4 Reasons to Become a Nurse Practitioner
If one thing is certain, 2022 it’s just the start of a considerable episode of inflation (which means that the dollar buys less than it used to). Why does this matter for you? As a student, paying for your school may involve taking out student loans, and the interest rate tied to those is based considerably on inflation. School costs will also go up to due to this inflation, and the sooner you get enrolled, the sooner you will be locked into the pricing which usually is a year or two delayed after the budget is made for the school, so get todays pricing while you can. (Common hack: To avoid this, employer-based education reimbursement can help offset the cost of your nurse practitioner degree while helping guarantee you’ll have a place to work after you’re done with school if a job is available within their health care system. Many times, these employer-based assistance programs require you to pay back the money if there isn’t a job in the system for you, and the interest rate charged by them is usually less than taking out a student loan.) At the time of writing this, student enrollment for nursing and NP programs is down, Which will likely temporarily limit increase in enrollment costs, so act now before cost of attendance increases.
2. Nursing Burnout
It’s commonly said that people don’t leave jobs because of the work, they leave because of bad management. Although I can personally attest to this, nursing has seen an undeniable shift due to the world reliance on nurses during the COVID pandemic, with evidence of burnout rates being cut considerably down from an average ICU nurse burnout of seven years to roughly half of that. I should be clear that by burnout I mean nurses decide to go to a different department or leave the profession altogether.
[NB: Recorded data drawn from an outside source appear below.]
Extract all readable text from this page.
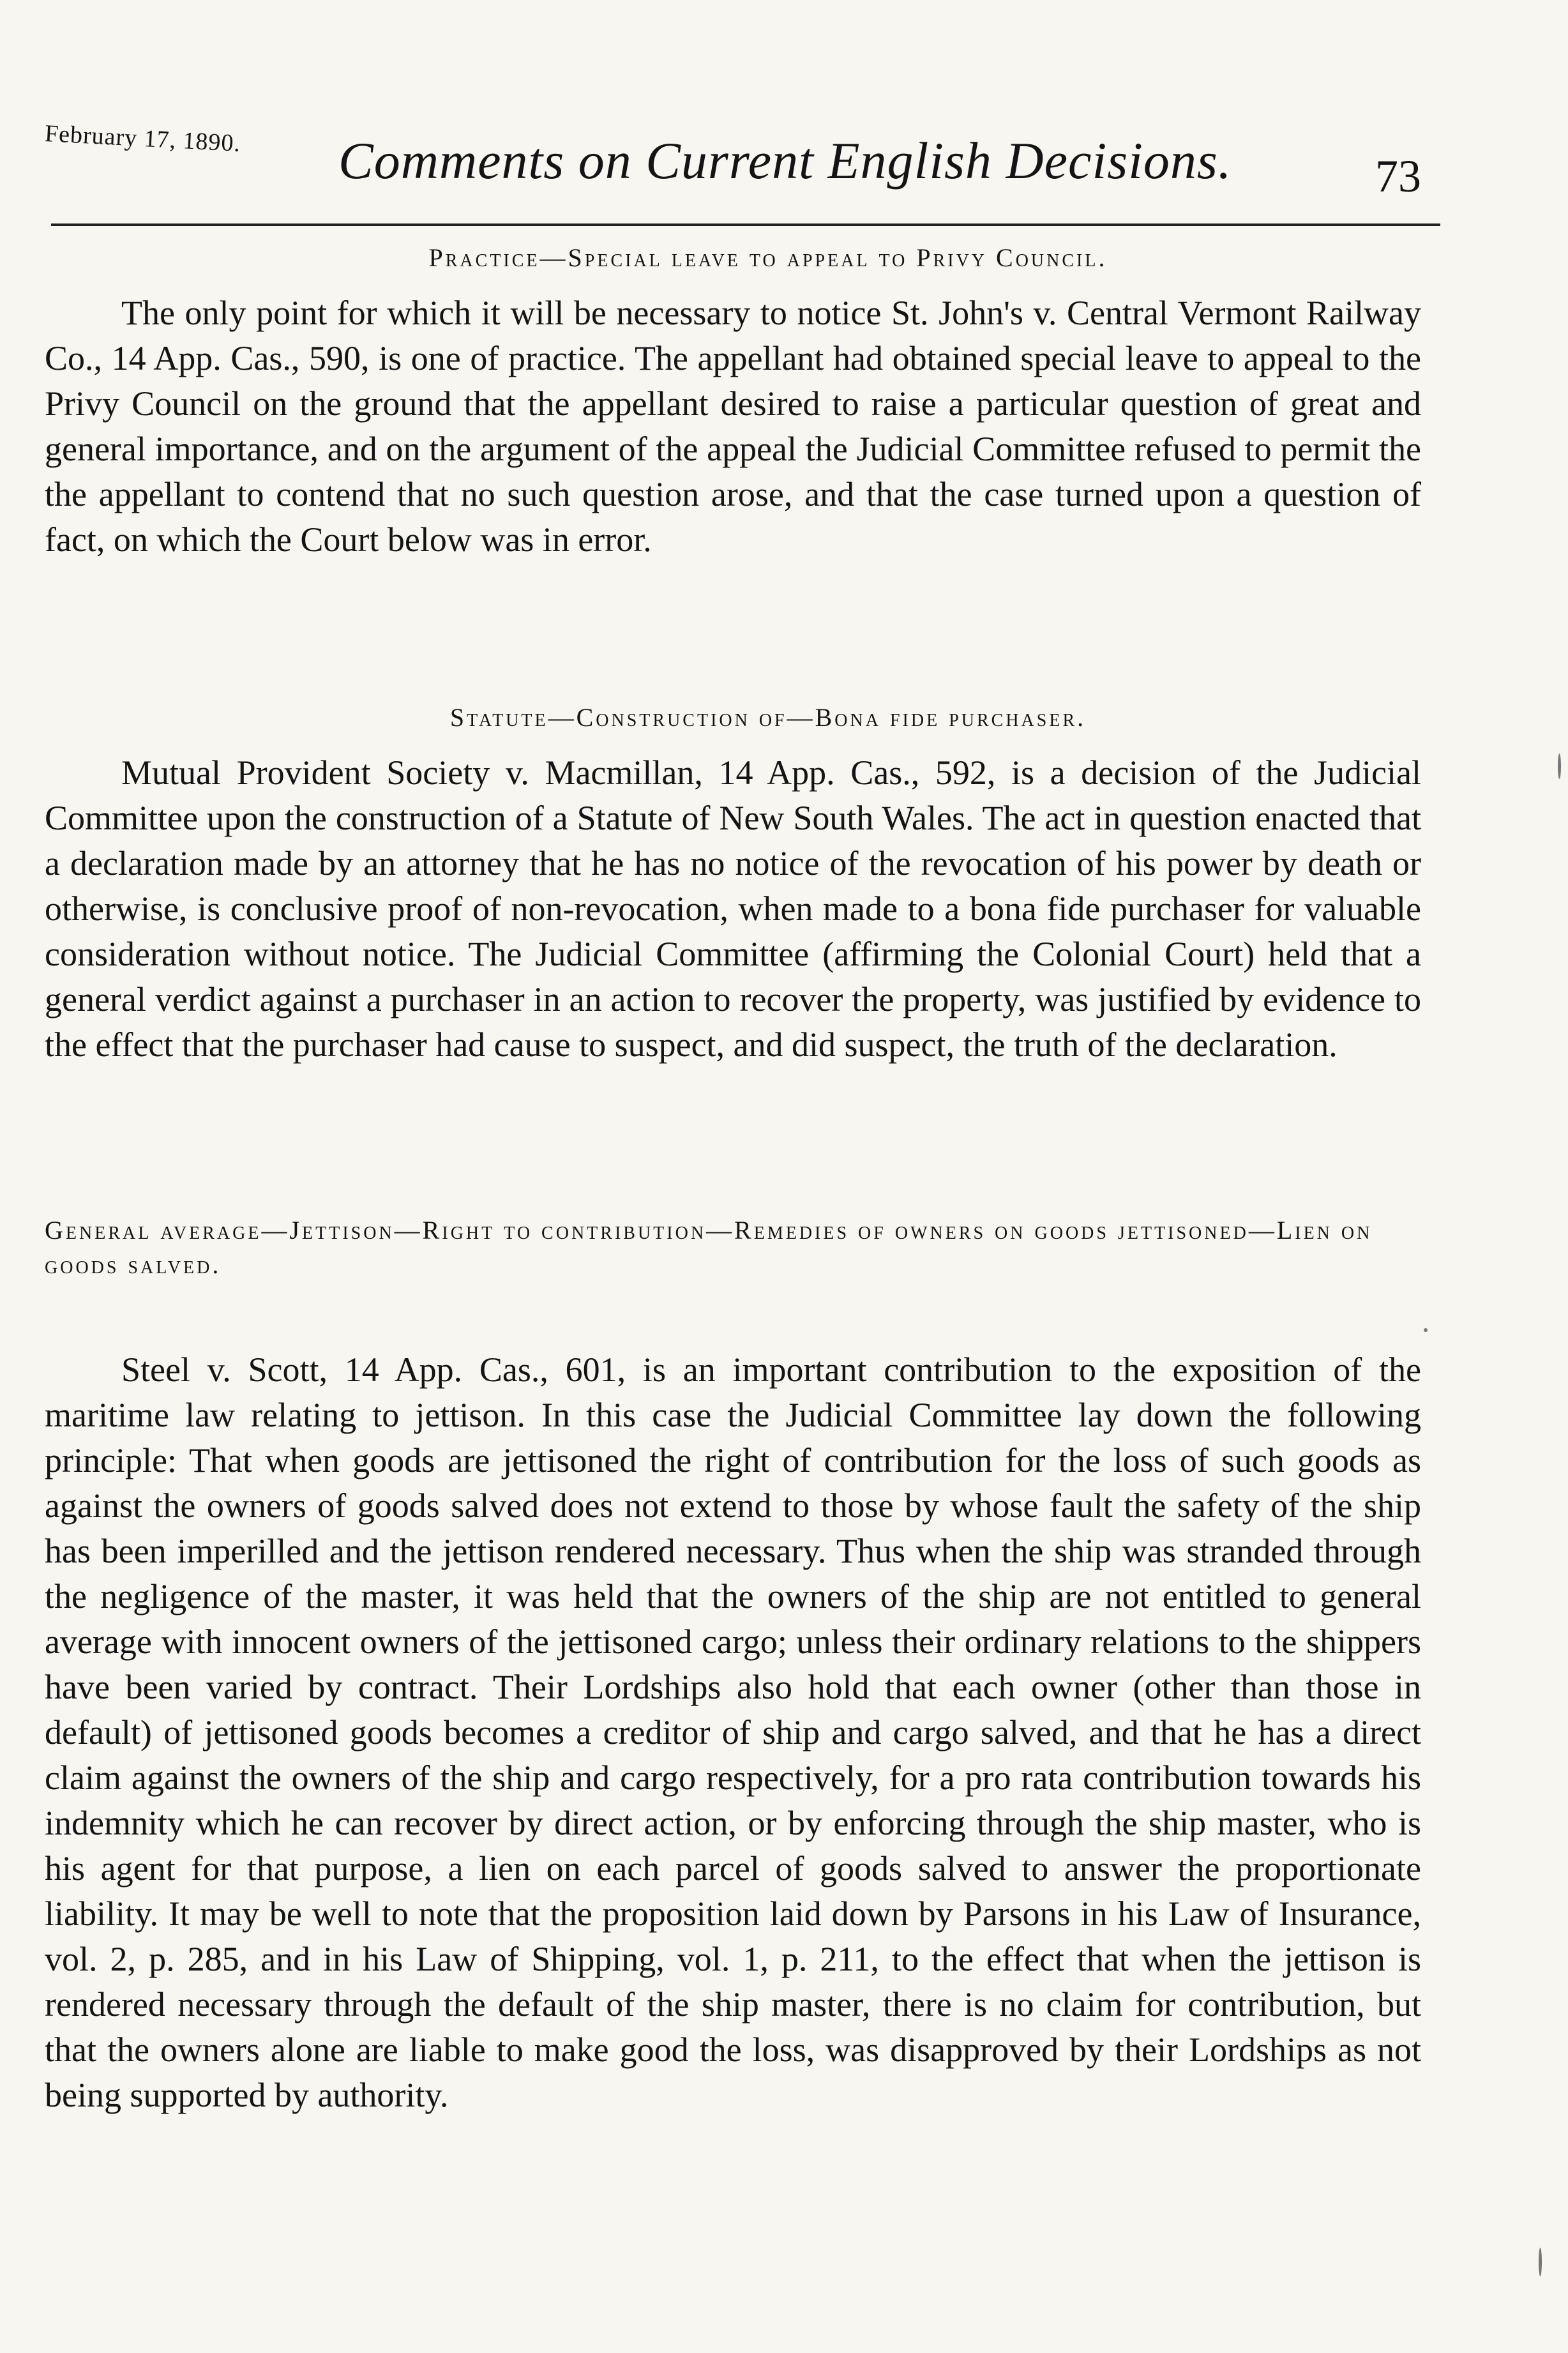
February 17, 1890. Comments on Current English Decisions.	73
Practice—Special leave to appeal to Privy Council.

The only point for which it will be necessary to notice St. John's v. Central Vermont Railway Co., 14 App. Cas., 590, is one of practice. The appellant had obtained special leave to appeal to the Privy Council on the ground that the appellant desired to raise a particular question of great and general importance, and on the argument of the appeal the Judicial Committee refused to permit the the appellant to contend that no such question arose, and that the case turned upon a question of fact, on which the Court below was in error.

Statute—Construction of—Bona fide purchaser.

Mutual Provident Society v. Macmillan, 14 App. Cas., 592, is a decision of the Judicial Committee upon the construction of a Statute of New South Wales. The act in question enacted that a declaration made by an attorney that he has no notice of the revocation of his power by death or otherwise, is conclusive proof of non-revocation, when made to a bona fide purchaser for valuable consideration without notice. The Judicial Committee (affirming the Colonial Court) held that a general verdict against a purchaser in an action to recover the property, was justified by evidence to the effect that the purchaser had cause to suspect, and did suspect, the truth of the declaration.

General average—Jettison—Right to contribution—Remedies of owners on goods jettisoned—Lien on goods salved.

Steel v. Scott, 14 App. Cas., 601, is an important contribution to the exposition of the maritime law relating to jettison. In this case the Judicial Committee lay down the following principle: That when goods are jettisoned the right of contribution for the loss of such goods as against the owners of goods salved does not extend to those by whose fault the safety of the ship has been imperilled and the jettison rendered necessary. Thus when the ship was stranded through the negligence of the master, it was held that the owners of the ship are not entitled to general average with innocent owners of the jettisoned cargo; unless their ordinary relations to the shippers have been varied by contract. Their Lordships also hold that each owner (other than those in default) of jettisoned goods becomes a creditor of ship and cargo salved, and that he has a direct claim against the owners of the ship and cargo respectively, for a pro rata contribution towards his indemnity which he can recover by direct action, or by enforcing through the ship master, who is his agent for that purpose, a lien on each parcel of goods salved to answer the proportionate liability. It may be well to note that the proposition laid down by Parsons in his Law of Insurance, vol. 2, p. 285, and in his Law of Shipping, vol. 1, p. 211, to the effect that when the jettison is rendered necessary through the default of the ship master, there is no claim for contribution, but that the owners alone are liable to make good the loss, was disapproved by their Lordships as not being supported by authority.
When I became a new nurse practitioner, one of the first things that I noticed about the workflow was the shock of going from 3 x 12 hour shifts a week to 5 x 8 hour shifts a week. Although it seemed like maybe I had buyers remorse, the transition to nurse practitioner did mean that the actual day itself was far less taxing physically and emotionally than it was as a bedside nurse in the ICU. As well, being able to have a professional schedule and not having to work as many holidays or weekends drastically shifted my stress levels for the better. The bottom line is you spent a lot of time, money, and energy to become a nurse, which still remains statistically the most difficult bachelor’s degree in the US to acquire due to all of the work you spent. Don’t let burnout take that away from you developing in to a terminal-degree holding expert in your field.
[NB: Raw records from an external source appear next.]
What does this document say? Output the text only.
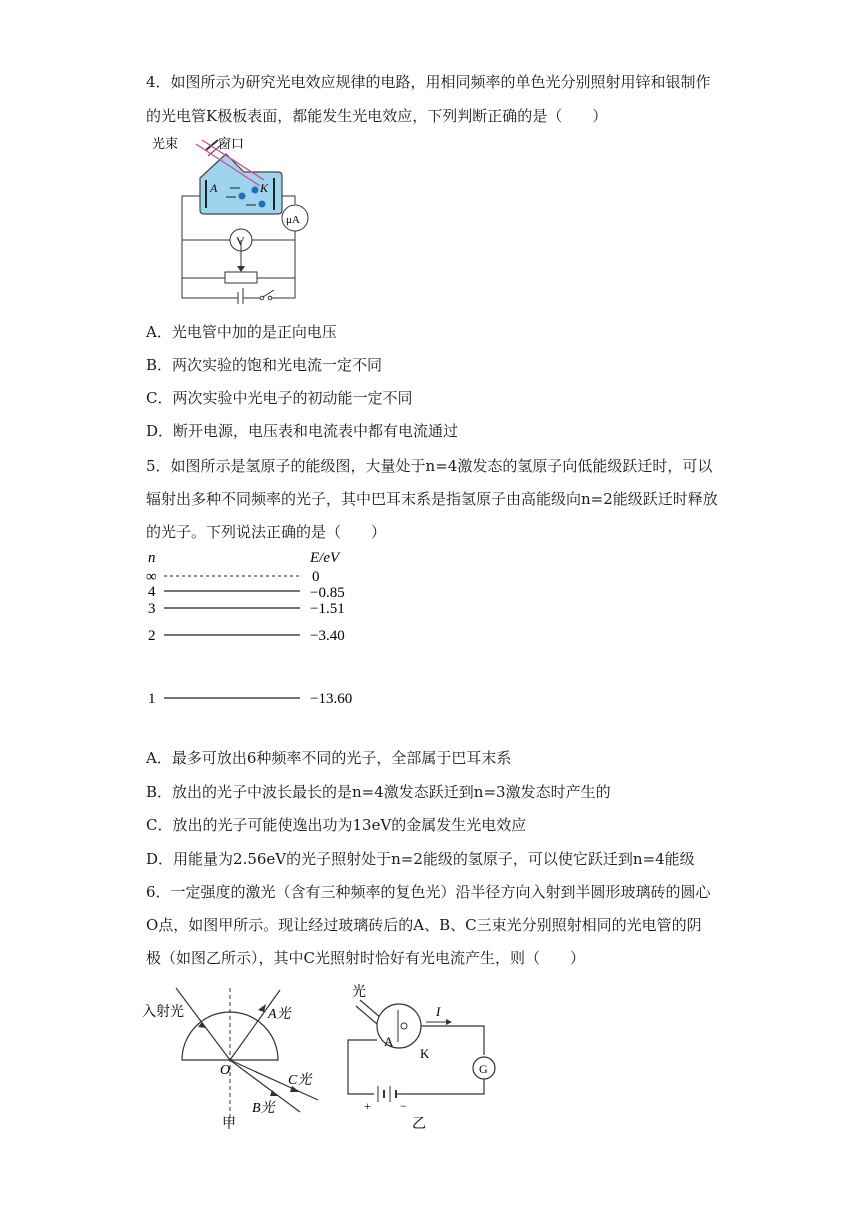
4．如图所示为研究光电效应规律的电路，用相同频率的单色光分别照射用锌和银制作
的光电管K极板表面，都能发生光电效应，下列判断正确的是（　　）
光束	窗口
A	K
μA
V
A．光电管中加的是正向电压
B．两次实验的饱和光电流一定不同
C．两次实验中光电子的初动能一定不同
D．断开电源，电压表和电流表中都有电流通过
5．如图所示是氢原子的能级图，大量处于n=4激发态的氢原子向低能级跃迁时，可以
辐射出多种不同频率的光子，其中巴耳末系是指氢原子由高能级向n=2能级跃迁时释放
的光子。下列说法正确的是（　　）
n	E/eV
∞	0
4	−0.85
3	−1.51
2	−3.40
1	−13.60
A．最多可放出6种频率不同的光子，全部属于巴耳末系
B．放出的光子中波长最长的是n=4激发态跃迁到n=3激发态时产生的
C．放出的光子可能使逸出功为13eV的金属发生光电效应
D．用能量为2.56eV的光子照射处于n=2能级的氢原子，可以使它跃迁到n=4能级
6．一定强度的激光（含有三种频率的复色光）沿半径方向入射到半圆形玻璃砖的圆心
O点，如图甲所示。现让经过玻璃砖后的A、B、C三束光分别照射相同的光电管的阴
极（如图乙所示），其中C光照射时恰好有光电流产生，则（　　）
入射光	A光
C光
B光
O
甲
光
A
K
I
G
+ −
乙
One of the first things I noticed as a nurse practitioner shortly after becoming one in 2014 was that the decisions that I would have had to fight for my patient I was now able to make under my authority. Instead of having to wait for a doctor to call me back for orders for patients who were unstable, I was able to make immediate decisions for their betterment. While I don’t think this is the same experience for everybody who becomes a nurse practitioner, most who do it appreciate the ability to make those critical decisions and help shape the professional development of nurses within health care systems alongside nurses within your newfound sphere of influence. You will find people actually listen to you when you want to promote change, and your voice as a NP has a louder mouthpiece to the hospital administration which you may have been searching for as a nurse.
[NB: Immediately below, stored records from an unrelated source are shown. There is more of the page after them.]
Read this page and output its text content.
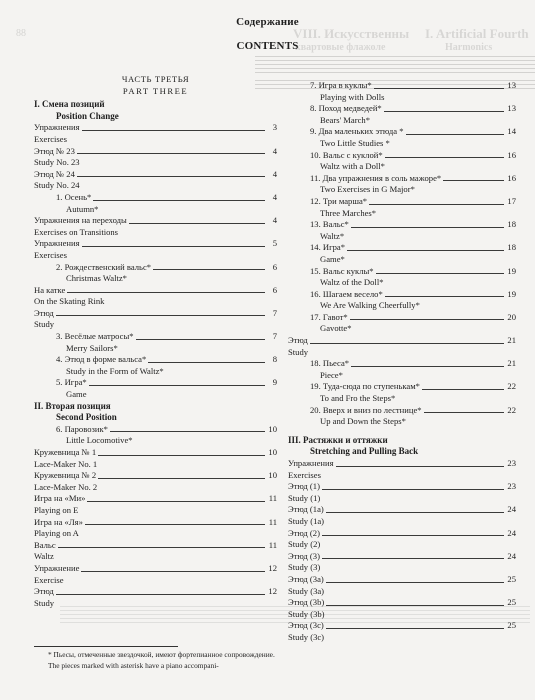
VIII. Искусственны I. Artificial Fourth
квартовые флажоле	Harmonics
88
Содержание
CONTENTS
ЧАСТЬ ТРЕТЬЯ
PART THREE
I. Смена позиций
Position Change
Упражнения	3
Exercises
Этюд № 23	4
Study No. 23
Этюд № 24	4
Study No. 24
1. Осень*	4
Autumn*
Упражнения на переходы	4
Exercises on Transitions
Упражнения	5
Exercises
2. Рождественский вальс*	6
Christmas Waltz*
На катке	6
On the Skating Rink
Этюд	7
Study
3. Весёлые матросы*	7
Merry Sailors*
4. Этюд в форме вальса*	8
Study in the Form of Waltz*
5. Игра*	9
Game
II. Вторая позиция
Second Position
6. Паровозик*	10
Little Locomotive*
Кружевница № 1	10
Lace-Maker No. 1
Кружевница № 2	10
Lace-Maker No. 2
Игра на «Ми»	11
Playing on E
Игра на «Ля»	11
Playing on A
Вальс	11
Waltz
Упражнение	12
Exercise
Этюд	12
Study
7. Игра в куклы*	13
Playing with Dolls
8. Поход медведей*	13
Bears' March*
9. Два маленьких этюда *	14
Two Little Studies *
10. Вальс с куклой*	16
Waltz with a Doll*
11. Два упражнения в соль мажоре*	16
Two Exercises in G Major*
12. Три марша*	17
Three Marches*
13. Вальс*	18
Waltz*
14. Игра*	18
Game*
15. Вальс куклы*	19
Waltz of the Doll*
16. Шагаем весело*	19
We Are Walking Cheerfully*
17. Гавот*	20
Gavotte*
Этюд	21
Study
18. Пьеса*	21
Piece*
19. Туда-сюда по ступенькам*	22
To and Fro the Steps*
20. Вверх и вниз по лестнице*	22
Up and Down the Steps*
III. Растяжки и оттяжки
Stretching and Pulling Back
Упражнения	23
Exercises
Этюд (1)	23
Study (1)
Этюд (1а)	24
Study (1а)
Этюд (2)	24
Study (2)
Этюд (3)	24
Study (3)
Этюд (3а)	25
Study (3а)
Этюд (3b)	25
Study (3b)
Этюд (3c)	25
Study (3c)
* Пьесы, отмеченные звездочкой, имеют фортепианное сопровождение.
The pieces marked with asterisk have a piano accompani-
It goes without saying that going through another degree, whether a masters or a doctorate will expand your knowledge. Irrespective of your experience as a nurse, the knowledge you carry as a nurse practitioner will shape the way you provide care at the bedside as a nurse. There are many nurses who become nurse practitioners and decide they really prefer the bedside nurse role, and in those circumstances your education as a nurse practitioner makes you an incredible patient advocate and expert clinician at the same time. Plus, certification can lapse, but your education does not. When I became Dr. John Russell, DNP, that was a very exciting moment for me because no matter what happened thereafter, those credentials would never change, and I became the first doctoral-prepared person in my family history.